2. To what extent is molecular manufacturing counterintuitive and underappreciated in a way that causes underestimation of its importance?
3.
What is the performance and potential of diamondoid machine-phase chemical manufacturing and products?
4. What is the performance and potential of biological programmable manufacturing and products?
5. What is the performance and potential of nucleic acid manufacturing and products?
6. What other chemistries and options should be studied?
7.
What applicable sensing, manipulation, and fabrication tools exist?
8. What will be required to develop diamondoid machine-phase chemical manufacturing and products?
9. What will be required to develop biological programmable manufacturing and products?
10. What will be required to develop nucleic acid manufacturing and products?
11. How rapidly will the cost of development decrease?
12. How could an effective development program be structured?
13.
What is the probable capability of the manufacturing system?
14. How capable will the products be?
15. What will the products cost?
16. How rapidly could products be designed?
17.
Which of today's products will the system make more accessible or cheaper?
18. What new products will the system make accessible?
19. What impact will the system have on production and distribution?
 
21. What effect will this have on macro- and microeconomics?
22. How can proliferation and use of nanofactories and their products be limited?
23. What effect will this have on policing?
24. What beneficial or desirable effects could this have?

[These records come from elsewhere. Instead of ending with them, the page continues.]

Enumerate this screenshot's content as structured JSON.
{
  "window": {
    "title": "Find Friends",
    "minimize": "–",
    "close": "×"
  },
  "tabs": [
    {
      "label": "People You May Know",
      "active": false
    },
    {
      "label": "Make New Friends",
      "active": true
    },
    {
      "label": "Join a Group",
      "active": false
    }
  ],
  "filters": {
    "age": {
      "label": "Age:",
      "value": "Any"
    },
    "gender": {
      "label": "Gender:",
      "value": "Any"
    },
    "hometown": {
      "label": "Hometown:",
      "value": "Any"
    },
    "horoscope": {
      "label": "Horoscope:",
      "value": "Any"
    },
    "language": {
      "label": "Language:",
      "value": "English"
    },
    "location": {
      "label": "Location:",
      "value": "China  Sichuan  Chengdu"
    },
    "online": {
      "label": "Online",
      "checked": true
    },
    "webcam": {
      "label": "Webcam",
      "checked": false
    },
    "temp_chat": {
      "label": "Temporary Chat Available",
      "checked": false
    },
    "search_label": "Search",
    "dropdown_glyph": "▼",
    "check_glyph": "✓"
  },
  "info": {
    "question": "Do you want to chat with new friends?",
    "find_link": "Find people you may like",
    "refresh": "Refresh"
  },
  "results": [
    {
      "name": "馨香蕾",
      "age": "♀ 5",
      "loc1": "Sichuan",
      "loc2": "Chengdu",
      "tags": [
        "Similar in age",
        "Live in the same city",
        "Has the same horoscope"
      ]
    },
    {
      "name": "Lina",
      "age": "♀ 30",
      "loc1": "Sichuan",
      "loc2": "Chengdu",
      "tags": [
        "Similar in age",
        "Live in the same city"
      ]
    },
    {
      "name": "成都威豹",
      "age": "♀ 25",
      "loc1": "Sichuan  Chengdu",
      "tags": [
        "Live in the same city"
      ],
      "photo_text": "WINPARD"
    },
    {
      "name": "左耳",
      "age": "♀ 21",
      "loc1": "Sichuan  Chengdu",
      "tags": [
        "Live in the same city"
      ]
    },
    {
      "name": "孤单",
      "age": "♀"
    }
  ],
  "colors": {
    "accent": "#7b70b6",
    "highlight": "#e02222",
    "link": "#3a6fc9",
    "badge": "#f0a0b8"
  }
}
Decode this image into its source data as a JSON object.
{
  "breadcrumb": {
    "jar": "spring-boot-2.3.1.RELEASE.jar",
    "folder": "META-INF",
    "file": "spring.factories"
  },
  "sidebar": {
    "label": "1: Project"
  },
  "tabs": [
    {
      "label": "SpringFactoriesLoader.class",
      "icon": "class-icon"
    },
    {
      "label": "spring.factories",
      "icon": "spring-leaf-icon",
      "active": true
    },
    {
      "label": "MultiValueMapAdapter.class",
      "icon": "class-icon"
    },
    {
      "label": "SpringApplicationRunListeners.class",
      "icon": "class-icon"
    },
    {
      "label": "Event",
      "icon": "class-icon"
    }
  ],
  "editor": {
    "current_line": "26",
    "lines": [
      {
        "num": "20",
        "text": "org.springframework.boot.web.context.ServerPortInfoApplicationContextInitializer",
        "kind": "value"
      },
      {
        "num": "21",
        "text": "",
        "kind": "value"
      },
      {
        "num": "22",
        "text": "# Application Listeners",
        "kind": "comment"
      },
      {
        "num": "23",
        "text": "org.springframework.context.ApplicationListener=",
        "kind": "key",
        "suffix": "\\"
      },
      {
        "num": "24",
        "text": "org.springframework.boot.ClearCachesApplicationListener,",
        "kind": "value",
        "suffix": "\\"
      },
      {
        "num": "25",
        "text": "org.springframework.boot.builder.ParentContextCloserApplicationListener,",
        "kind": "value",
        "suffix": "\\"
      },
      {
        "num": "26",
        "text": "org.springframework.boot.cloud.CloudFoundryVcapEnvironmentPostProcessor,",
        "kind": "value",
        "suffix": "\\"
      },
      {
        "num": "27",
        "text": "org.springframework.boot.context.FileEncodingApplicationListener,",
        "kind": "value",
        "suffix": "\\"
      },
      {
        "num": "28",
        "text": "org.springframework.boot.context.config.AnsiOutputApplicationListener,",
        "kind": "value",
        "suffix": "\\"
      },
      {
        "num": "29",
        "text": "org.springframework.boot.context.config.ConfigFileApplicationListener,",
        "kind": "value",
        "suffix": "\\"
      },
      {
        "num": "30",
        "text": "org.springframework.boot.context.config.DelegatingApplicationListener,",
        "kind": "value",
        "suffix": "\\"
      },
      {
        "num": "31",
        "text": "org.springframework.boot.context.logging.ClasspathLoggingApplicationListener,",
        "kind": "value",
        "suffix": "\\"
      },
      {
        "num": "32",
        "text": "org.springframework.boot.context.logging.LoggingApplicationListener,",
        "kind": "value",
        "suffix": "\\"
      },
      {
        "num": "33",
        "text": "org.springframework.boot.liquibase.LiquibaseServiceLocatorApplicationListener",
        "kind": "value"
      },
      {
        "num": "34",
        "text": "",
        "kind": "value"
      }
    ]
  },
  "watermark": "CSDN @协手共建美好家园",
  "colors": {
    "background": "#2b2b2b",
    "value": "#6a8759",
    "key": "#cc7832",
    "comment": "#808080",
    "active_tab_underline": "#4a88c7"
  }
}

25. What effect could this have on civil rights and liberties?
26. What are the disaster/disruption scenarios?
27. What effect could this have on geopolitics?
28. What policies toward development of molecular manufacturing does all this suggest?
29. What policies toward administration of molecular manufacturing does all this suggest?
30. How can appropriate policy be made and implemented?
 
Studies should begin immediately. The situation is extremely urgent. The stakes are unprecedented, and the world is unprepared. The basic findings of these studies should be verified as rapidly as possible (months, not years). Policy preparation and planning for implementation, likely including a crash development program, should begin immediately.